Starting in the fall of 2006, incoming students will again be expected to spend their entire college careers living on campus.

For current students, the policy regarding off-campus living will remain the same, said Bettie Ann Brigham, vice president of student development. At the same time, there will be exceptions granted for some incoming students.

The requirement is coming because commuting has become increasingly popular, while on-campus space is no longer filled, she said.

As a result, commuter parking has become extremely crowded, and Eastern could have trouble filling the 160 beds in the new residence hall expected to be completed for the fall of 2007.

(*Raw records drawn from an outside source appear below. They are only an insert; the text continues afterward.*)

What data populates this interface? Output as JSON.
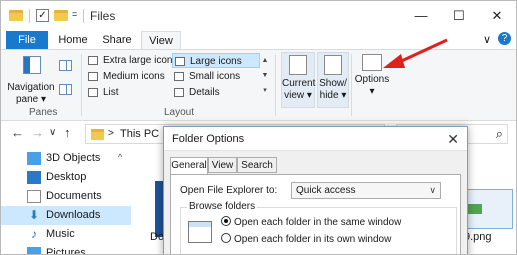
{
  "window": {
    "title": "Files",
    "minimize": "—",
    "maximize": "☐",
    "close": "✕"
  },
  "ribbon_tabs": {
    "file": "File",
    "home": "Home",
    "share": "Share",
    "view": "View",
    "expand": "∨",
    "help": "?"
  },
  "ribbon": {
    "panes": {
      "navigation_pane": "Navigation pane ▾",
      "group_label": "Panes"
    },
    "layout": {
      "items": [
        {
          "label": "Extra large icons",
          "selected": false
        },
        {
          "label": "Large icons",
          "selected": true
        },
        {
          "label": "Medium icons",
          "selected": false
        },
        {
          "label": "Small icons",
          "selected": false
        },
        {
          "label": "List",
          "selected": false
        },
        {
          "label": "Details",
          "selected": false
        }
      ],
      "group_label": "Layout"
    },
    "current_view": "Current view ▾",
    "show_hide": "Show/ hide ▾",
    "options": "Options",
    "options_arrow": "▾"
  },
  "address": {
    "back": "←",
    "forward": "→",
    "up_down": "∨",
    "up": "↑",
    "path": "This PC",
    "sep": ">",
    "search_icon": "⌕"
  },
  "tree": {
    "items": [
      {
        "label": "3D Objects",
        "selected": false,
        "color": "#4aa0e6"
      },
      {
        "label": "Desktop",
        "selected": false,
        "color": "#2a78c8"
      },
      {
        "label": "Documents",
        "selected": false,
        "color": "#8a8a8a"
      },
      {
        "label": "Downloads",
        "selected": true,
        "color": "#2a78c8"
      },
      {
        "label": "Music",
        "selected": false,
        "color": "#2a78c8"
      },
      {
        "label": "Pictures",
        "selected": false,
        "color": "#4aa0e6"
      }
    ],
    "expander": "^"
  },
  "content": {
    "partial_label_left": "Do",
    "partial_label_right": "9.png"
  },
  "dialog": {
    "title": "Folder Options",
    "close": "✕",
    "tabs": [
      "General",
      "View",
      "Search"
    ],
    "open_label": "Open File Explorer to:",
    "open_value": "Quick access",
    "browse_legend": "Browse folders",
    "radio_same": "Open each folder in the same window",
    "radio_own": "Open each folder in its own window",
    "selected_radio": "same"
  },
  "colors": {
    "accent": "#1979ca",
    "selection": "#cce8ff",
    "arrow": "#e0201b"
  }
}
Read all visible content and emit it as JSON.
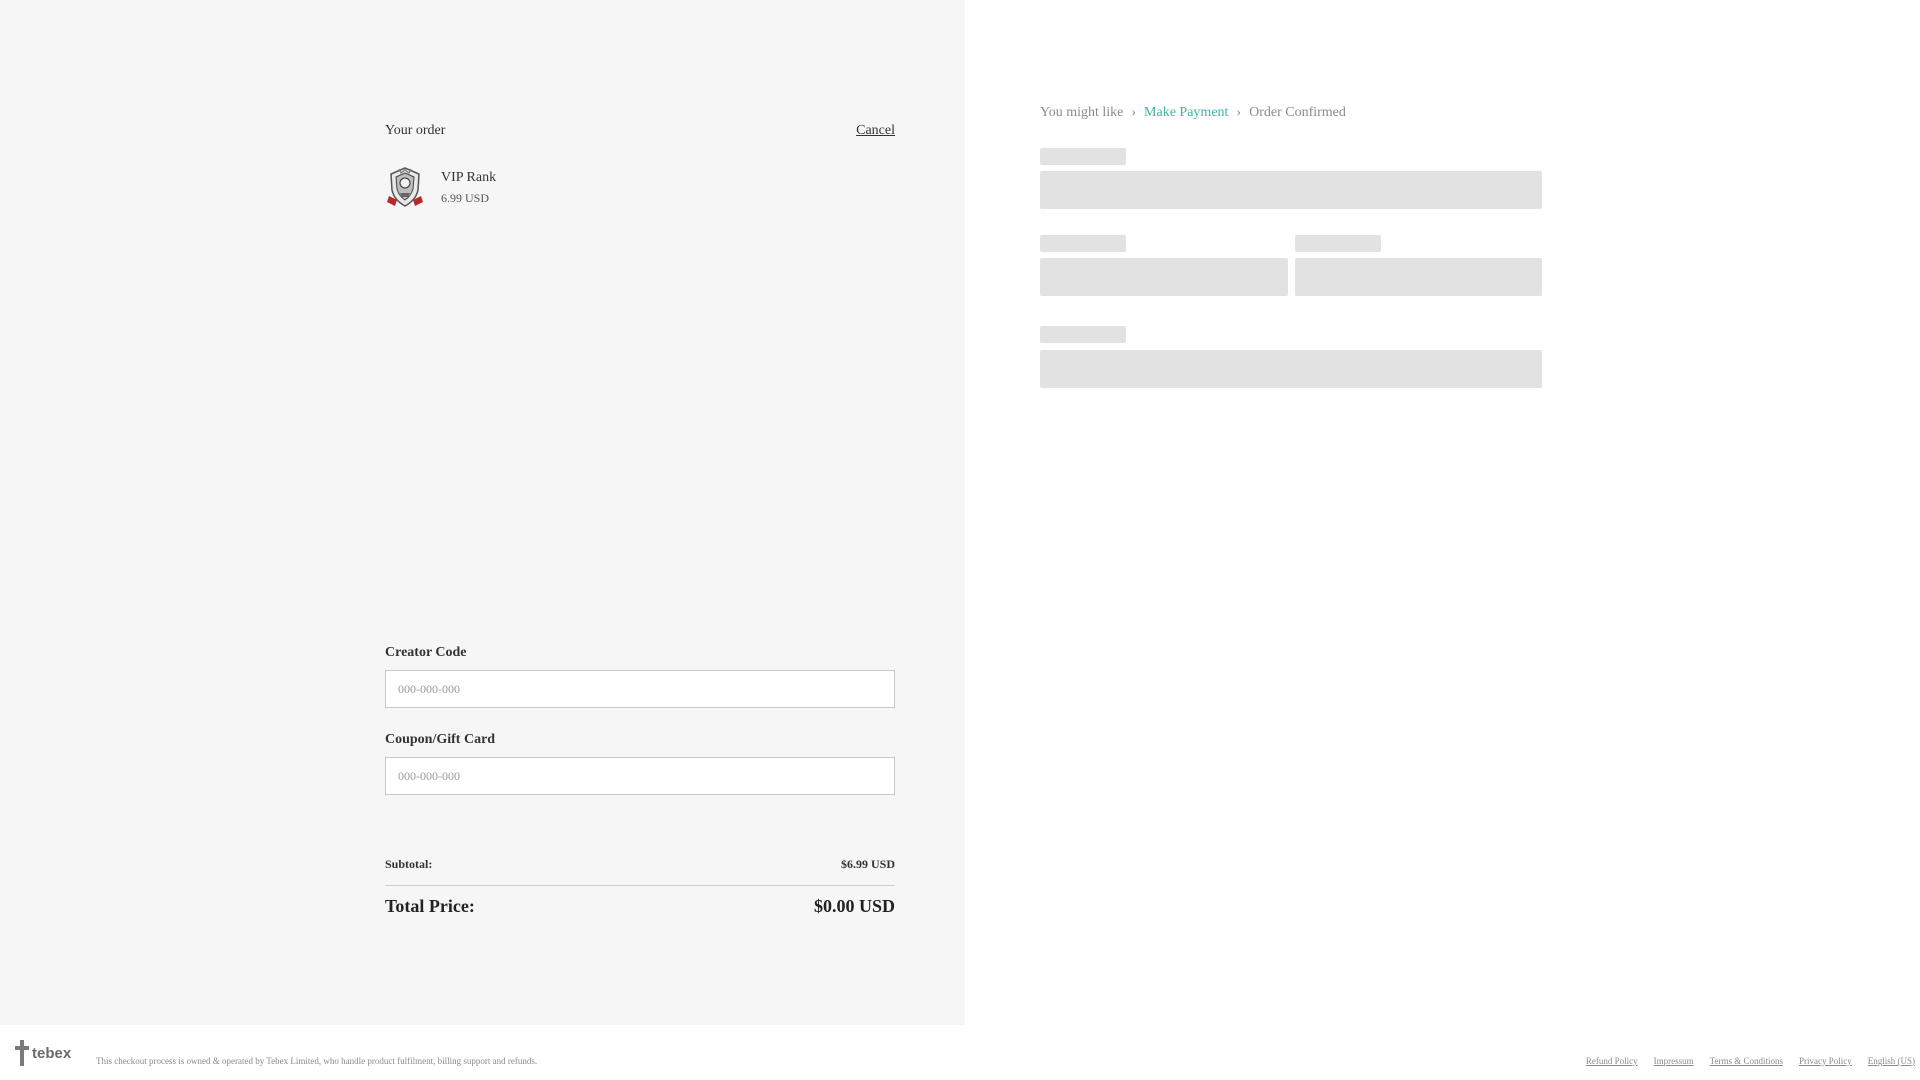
{
  "order": {
    "title": "Your order",
    "cancel_label": "Cancel",
    "items": [
      {
        "name": "VIP Rank",
        "price": "6.99 USD",
        "icon": "vip-rank-shield-icon"
      }
    ]
  },
  "form": {
    "creator_code_label": "Creator Code",
    "creator_code_placeholder": "000-000-000",
    "coupon_label": "Coupon/Gift Card",
    "coupon_placeholder": "000-000-000"
  },
  "totals": {
    "subtotal_label": "Subtotal:",
    "subtotal_value": "$6.99 USD",
    "total_label": "Total Price:",
    "total_value": "$0.00 USD"
  },
  "breadcrumb": {
    "items": [
      "You might like",
      "Make Payment",
      "Order Confirmed"
    ],
    "active_index": 1,
    "separator": "›"
  },
  "footer": {
    "logo_text": "tebex",
    "disclaimer": "This checkout process is owned & operated by Tebex Limited, who handle product fulfilment, billing support and refunds.",
    "links": [
      "Refund Policy",
      "Impressum",
      "Terms & Conditions",
      "Privacy Policy",
      "English (US)"
    ]
  },
  "colors": {
    "accent": "#3cb4a6",
    "left_panel_bg": "#f6f6f6",
    "skeleton": "#e2e2e2"
  }
}
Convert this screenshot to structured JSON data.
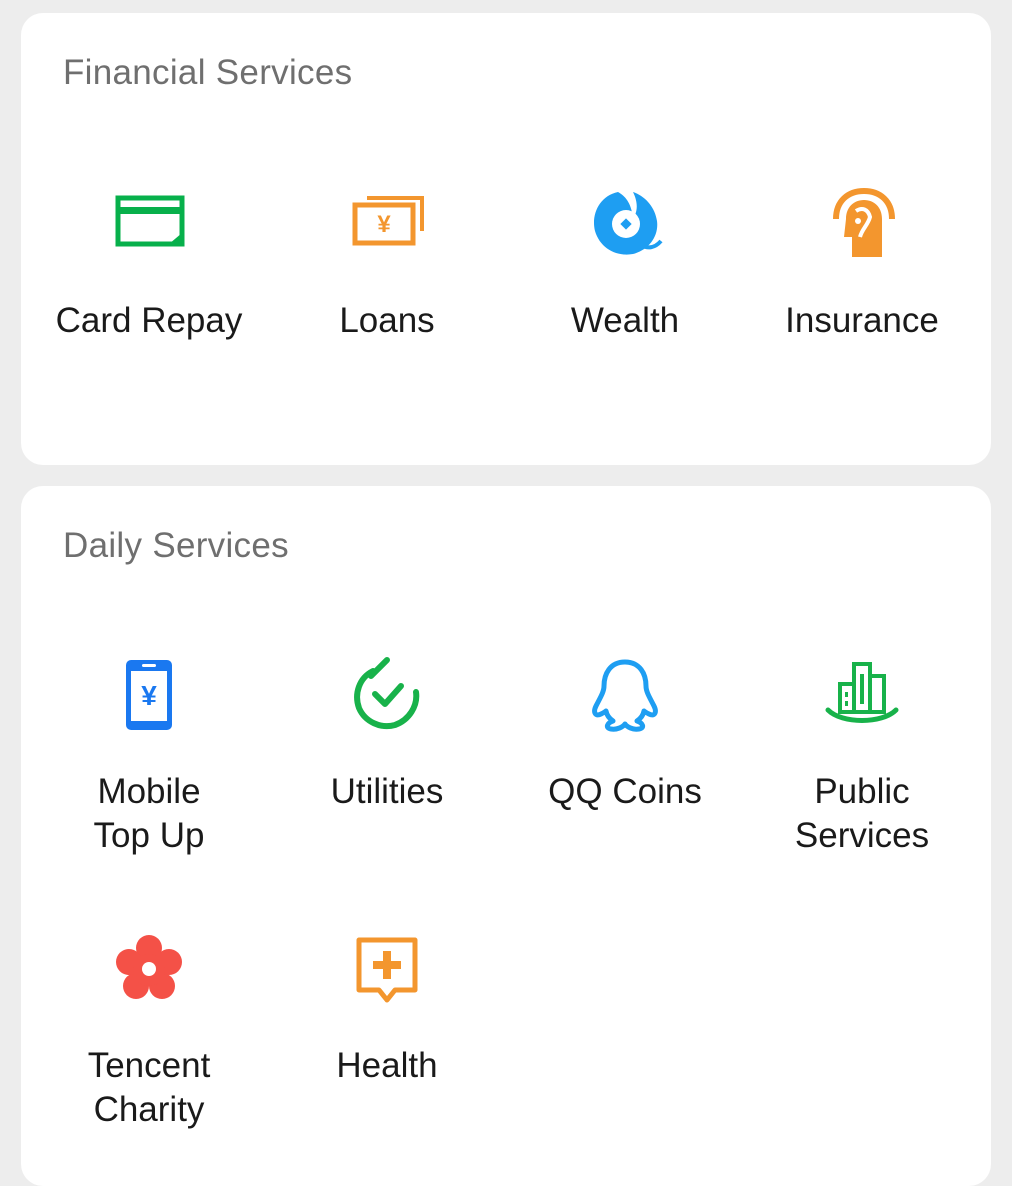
{
  "financial": {
    "title": "Financial Services",
    "items": [
      {
        "label": "Card Repay",
        "icon": "card-icon",
        "color": "#07b04b"
      },
      {
        "label": "Loans",
        "icon": "banknote-icon",
        "color": "#f3962e"
      },
      {
        "label": "Wealth",
        "icon": "wealth-coin-icon",
        "color": "#1e9ef2"
      },
      {
        "label": "Insurance",
        "icon": "shield-person-icon",
        "color": "#f3962e"
      }
    ]
  },
  "daily": {
    "title": "Daily Services",
    "items": [
      {
        "label": "Mobile\nTop Up",
        "icon": "phone-yuan-icon",
        "color": "#1a78f0"
      },
      {
        "label": "Utilities",
        "icon": "checkmark-circle-icon",
        "color": "#18b24a"
      },
      {
        "label": "QQ Coins",
        "icon": "penguin-icon",
        "color": "#1e9ef2"
      },
      {
        "label": "Public\nServices",
        "icon": "city-buildings-icon",
        "color": "#18b24a"
      },
      {
        "label": "Tencent\nCharity",
        "icon": "flower-icon",
        "color": "#f45147"
      },
      {
        "label": "Health",
        "icon": "medical-chat-icon",
        "color": "#f3962e"
      }
    ]
  }
}
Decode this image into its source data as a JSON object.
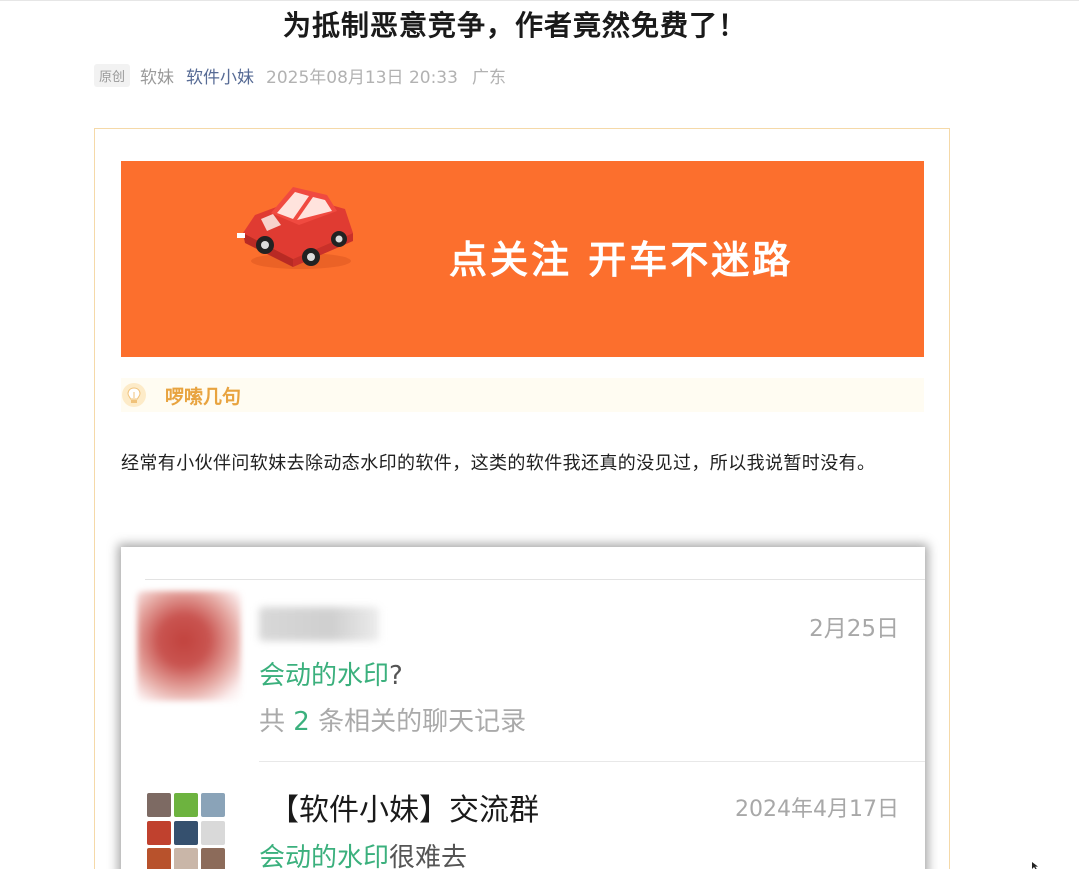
{
  "article": {
    "title": "为抵制恶意竞争，作者竟然免费了！",
    "badge": "原创",
    "author": "软妹",
    "account": "软件小妹",
    "datetime": "2025年08月13日 20:33",
    "location": "广东"
  },
  "banner": {
    "slogan": "点关注 开车不迷路",
    "background_color": "#fc6f2d",
    "icon": "red-car-icon"
  },
  "section": {
    "heading": "啰嗦几句",
    "icon": "lightbulb-icon"
  },
  "body": {
    "paragraph": "经常有小伙伴问软妹去除动态水印的软件，这类的软件我还真的没见过，所以我说暂时没有。"
  },
  "chat_results": [
    {
      "date": "2月25日",
      "highlight": "会动的水印",
      "suffix": "?",
      "count_prefix": "共",
      "count": "2",
      "count_suffix": "条相关的聊天记录"
    },
    {
      "title": "【软件小妹】交流群",
      "date": "2024年4月17日",
      "highlight": "会动的水印",
      "suffix": "很难去"
    }
  ],
  "colors": {
    "accent_green": "#3bb07d",
    "link_blue": "#576b95",
    "heading_orange": "#e8a33f"
  }
}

“I’m taking a big risk, hoping it all works out,” Brigham said. “We need to have that hall filled.”

The requirement is not innovation, but a return to the norm, Brigham said.

“We’ve only had about eight years when we said you don’t have to live on campus” out of the last 30, she said.

The long-term plan has always been for Eastern to be primarily a residential campus, Brigham said. The recent trend toward commuting has occurred because the school has not had the money to build enough residence halls to keep up with enrollment.

When the new residence opens in 2007, Eastern will stop renting part of Pennswood Hall from Harcum College in Bryn Mawr. Currently, Eastern students occupy 42 spaces there.

There are currently 1,050 beds on campus, and about 500 students commute. Even with the new dorm, there would not be enough space for all Eastern students on campus.

This means that the requirement will quickly be eased in the years after it is implemented, although it will probably remain officially on the books, Brigham said.

That situation will remain until another residence hall is built and Eastern needs to fill it, starting the cycle over again, she said.